Q&A: Things People Ask About On-Call
How long does an incident actually take?
The median is probably twenty to forty minutes if you know what you're doing and the system is well-instrumented. The long tail is brutal. The worst ones go four hours. The very worst ones span shift changes.
Do you get paid extra for being on-call?
Depends on the company. Some pay a stipend per week of rotation. Some pay per page. Some pay nothing and call it "part of the job." How a company handles this tells you more about its engineering culture than any blog post the recruiting team has ever published.
What's the worst page you've ever gotten?

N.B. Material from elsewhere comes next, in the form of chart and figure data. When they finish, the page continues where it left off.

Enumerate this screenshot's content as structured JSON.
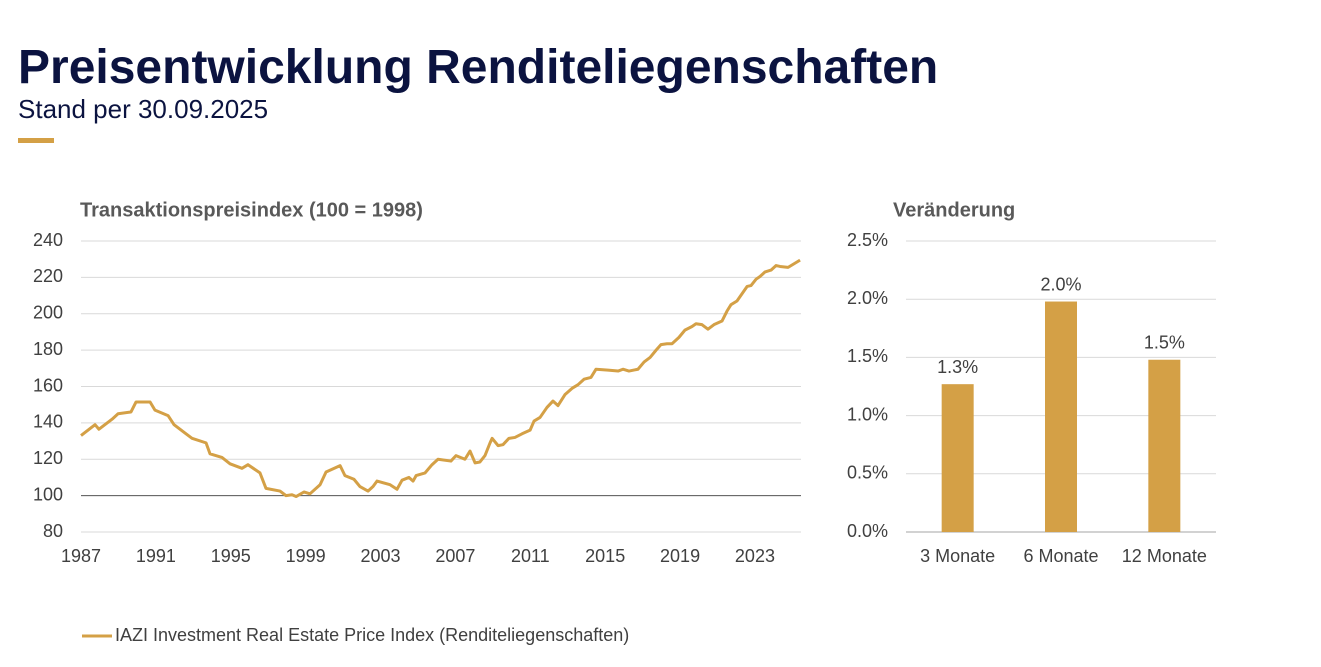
{
  "header": {
    "title": "Preisentwicklung Renditeliegenschaften",
    "subtitle": "Stand per 30.09.2025"
  },
  "chart_data": [
    {
      "type": "line",
      "title": "Transaktionspreisindex (100 = 1998)",
      "x": [
        1987.0,
        1987.75,
        1987.96,
        1988.66,
        1988.98,
        1989.67,
        1989.94,
        1990.69,
        1990.95,
        1991.65,
        1991.97,
        1992.61,
        1992.93,
        1993.68,
        1993.89,
        1994.53,
        1994.96,
        1995.6,
        1995.92,
        1996.56,
        1996.88,
        1997.63,
        1997.95,
        1998.27,
        1998.49,
        1998.91,
        1999.23,
        1999.77,
        2000.09,
        2000.84,
        2001.1,
        2001.58,
        2001.9,
        2002.33,
        2002.6,
        2002.81,
        2003.51,
        2003.88,
        2004.15,
        2004.52,
        2004.74,
        2004.9,
        2005.38,
        2005.75,
        2006.07,
        2006.76,
        2007.03,
        2007.51,
        2007.78,
        2008.05,
        2008.31,
        2008.58,
        2008.85,
        2008.96,
        2009.28,
        2009.54,
        2009.86,
        2010.18,
        2010.56,
        2010.99,
        2011.2,
        2011.52,
        2011.89,
        2012.21,
        2012.48,
        2012.85,
        2013.23,
        2013.55,
        2013.87,
        2014.24,
        2014.51,
        2015.15,
        2015.69,
        2015.95,
        2016.27,
        2016.75,
        2017.08,
        2017.4,
        2017.72,
        2017.98,
        2018.3,
        2018.57,
        2018.94,
        2019.26,
        2019.64,
        2019.85,
        2020.17,
        2020.49,
        2020.81,
        2021.24,
        2021.51,
        2021.72,
        2022.04,
        2022.31,
        2022.58,
        2022.79,
        2023.06,
        2023.27,
        2023.54,
        2023.86,
        2024.13,
        2024.34,
        2024.77,
        2025.09,
        2025.41
      ],
      "series": [
        {
          "name": "IAZI Investment Real Estate Price Index (Renditeliegenschaften)",
          "color": "#d4a046",
          "values": [
            133,
            139,
            136.5,
            142,
            145,
            146,
            151.5,
            151.5,
            147,
            144,
            139,
            134,
            131.5,
            129,
            123,
            121,
            117.5,
            115,
            117,
            112.5,
            104,
            102.5,
            100,
            100.5,
            99.5,
            102,
            101,
            106,
            113,
            116.5,
            111,
            109,
            105,
            102.5,
            105,
            108,
            106,
            103.5,
            108.5,
            110,
            108,
            111,
            112.5,
            117,
            120,
            119,
            122,
            120,
            124.5,
            118,
            118.5,
            122,
            129,
            131.5,
            127.5,
            128,
            131.5,
            132,
            134,
            136,
            141,
            143,
            148.5,
            152,
            149.5,
            155.5,
            159,
            161,
            164,
            165,
            169.5,
            169,
            168.5,
            169.5,
            168.5,
            169.5,
            173.5,
            176,
            180,
            183,
            183.5,
            183.5,
            187,
            191,
            193,
            194.5,
            194,
            191.5,
            194,
            196,
            201.5,
            205,
            207,
            211,
            215,
            215.5,
            219,
            220.5,
            223,
            224,
            226.5,
            226,
            225.5,
            227.5,
            229.5
          ]
        }
      ],
      "xlim": [
        1987,
        2025.46
      ],
      "xticks": [
        1987,
        1991,
        1995,
        1999,
        2003,
        2007,
        2011,
        2015,
        2019,
        2023
      ],
      "ylim": [
        80,
        240
      ],
      "yticks": [
        80,
        100,
        120,
        140,
        160,
        180,
        200,
        220,
        240
      ],
      "baseline": 100,
      "grid": true,
      "legend": "bottom"
    },
    {
      "type": "bar",
      "title": "Veränderung",
      "categories": [
        "3 Monate",
        "6 Monate",
        "12 Monate"
      ],
      "values": [
        1.27,
        1.98,
        1.48
      ],
      "value_labels": [
        "1.3%",
        "2.0%",
        "1.5%"
      ],
      "color": "#d4a046",
      "ylim": [
        0,
        2.5
      ],
      "yticks": [
        {
          "value": 0,
          "label": "0.0%"
        },
        {
          "value": 0.5,
          "label": "0.5%"
        },
        {
          "value": 1,
          "label": "1.0%"
        },
        {
          "value": 1.5,
          "label": "1.5%"
        },
        {
          "value": 2,
          "label": "2.0%"
        },
        {
          "value": 2.5,
          "label": "2.5%"
        }
      ],
      "grid": true
    }
  ]
}
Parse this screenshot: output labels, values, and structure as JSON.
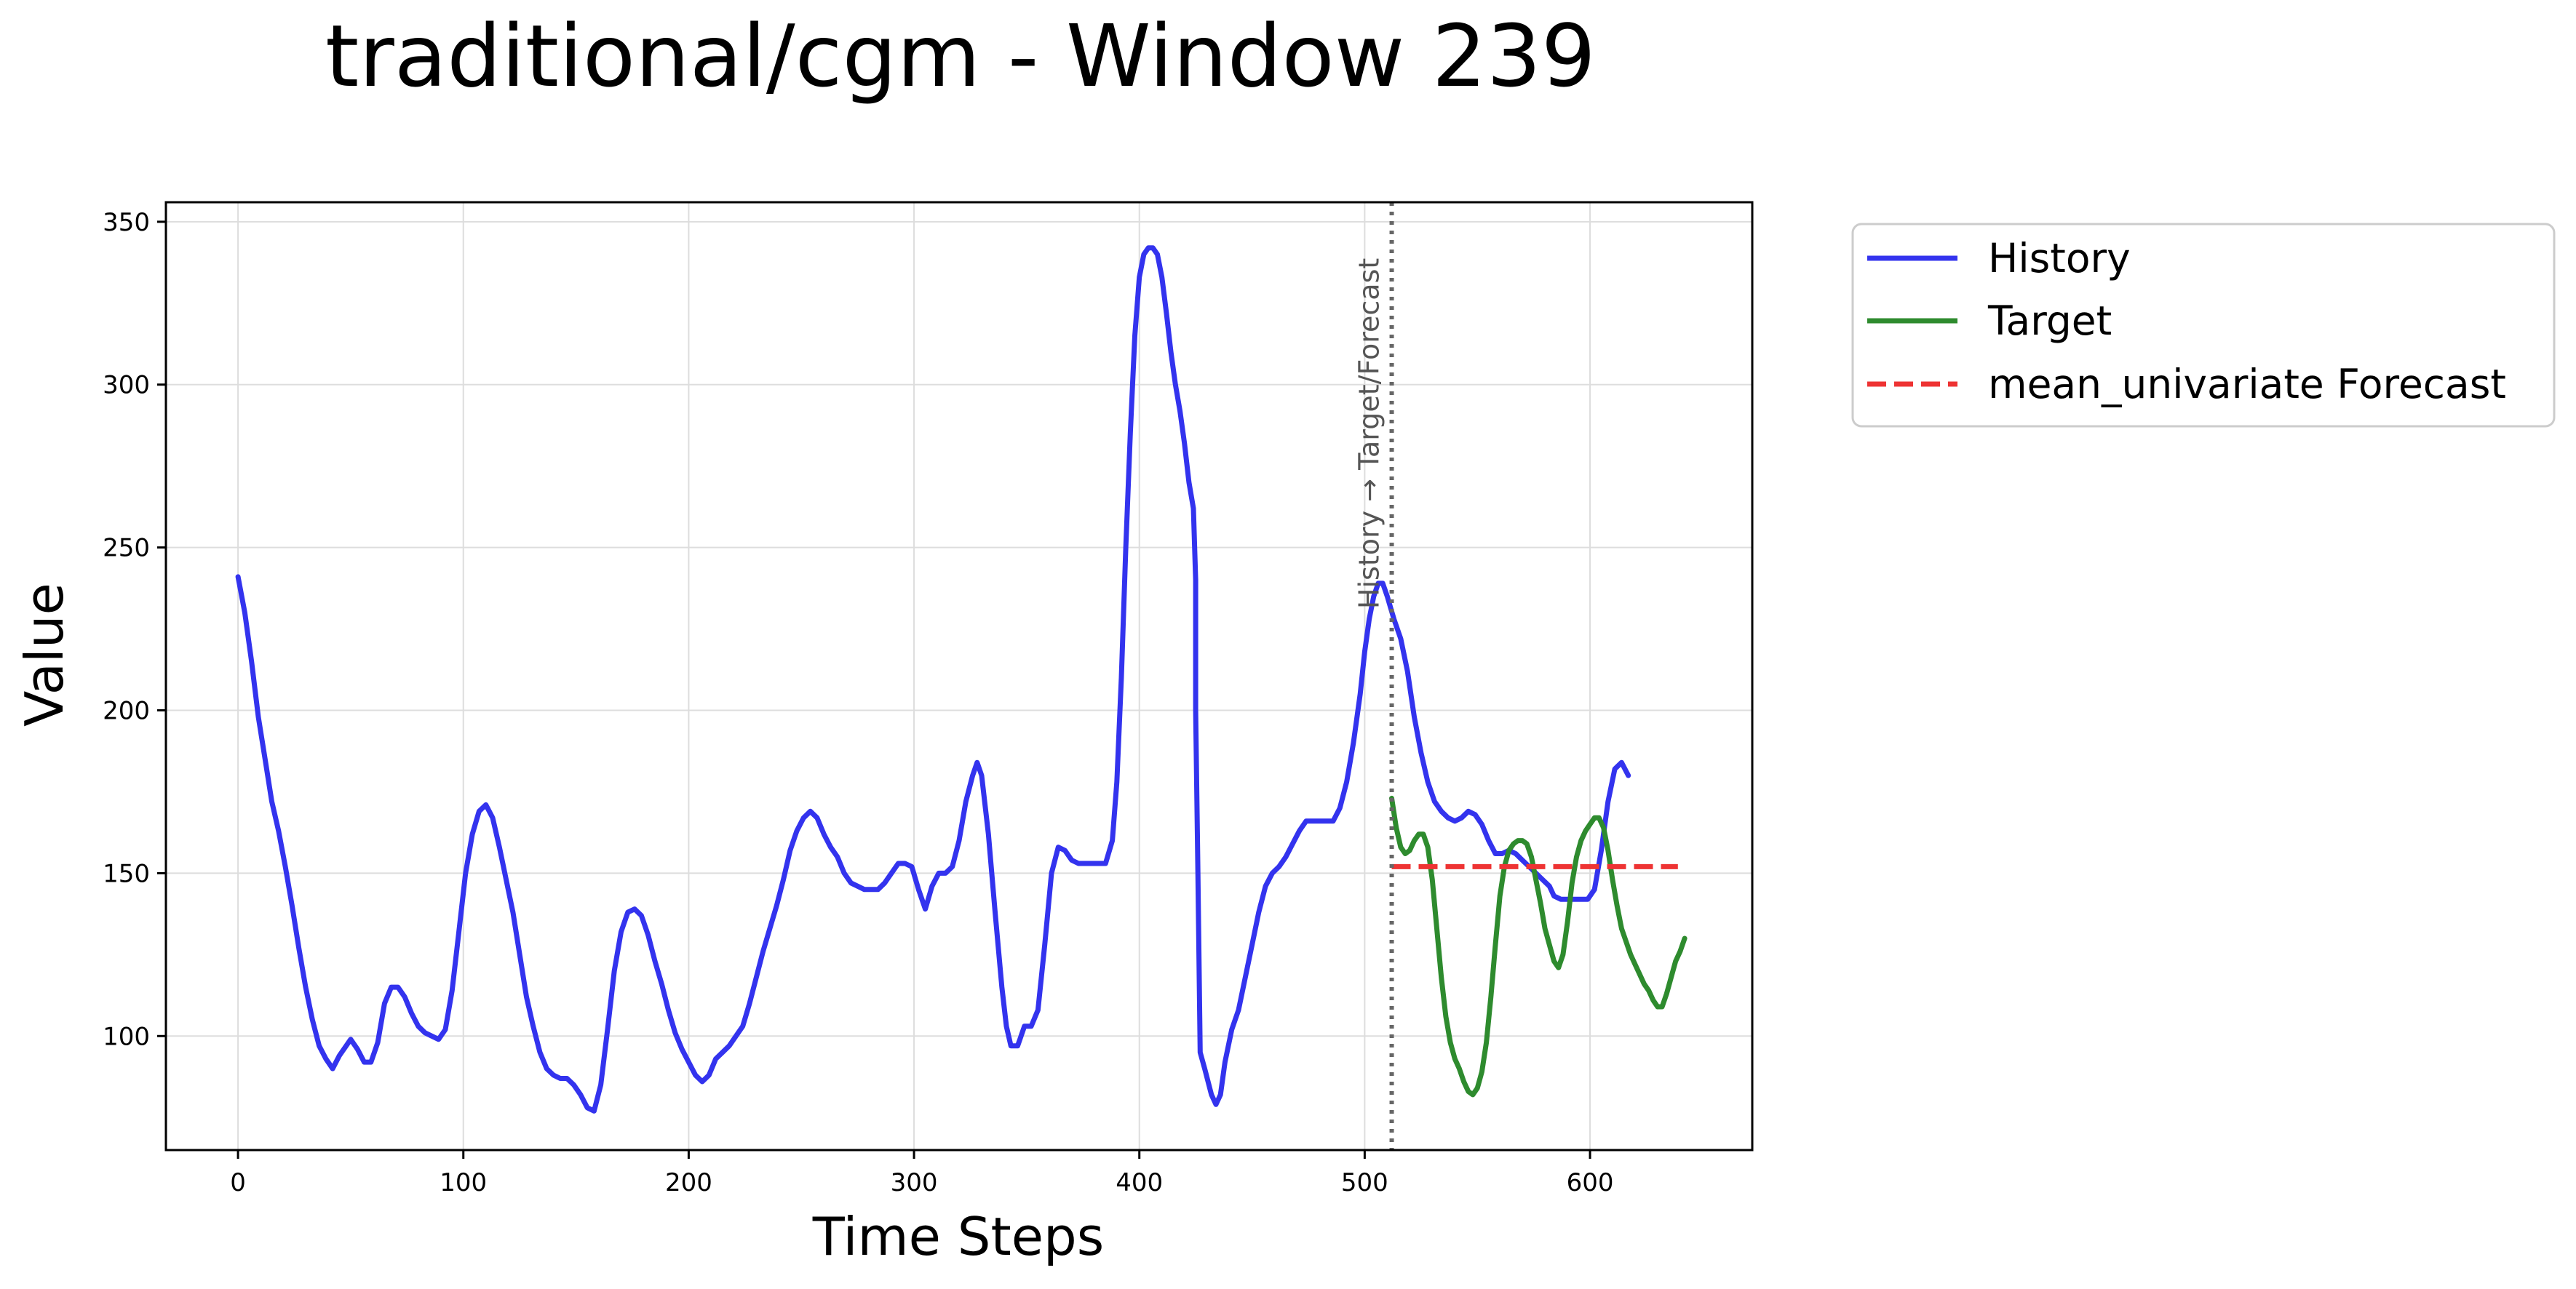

Everyone has their answer ready for this one. It's usually a story involving a cascading failure, a misleading dashboard, and a coworker who was technically asleep but you needed them anyway. Ask an SRE this question at a bar and budget twenty minutes.
Does it get easier?
Yes and no. The technical pattern-matching gets faster. The body never quite adjusts. You just get better at managing the cost.
The Quiet Hour After
The sun isn't up yet. The kitchen is dark. You make tea, because coffee at 4:30 is a mistake you have made before. The house is quiet in a way it never is during the day. The incident is closed. The dashboards are green. Somewhere, a few million users are loading a page and have no idea that an hour ago it almost didn't load at all, and that a stranger in soft pants made it work again before they ever noticed.
That's the job. Not the title on the business card, not the line in the org chart. The actual job. Someone has to be awake while the world sleeps, and tonight that someone was you.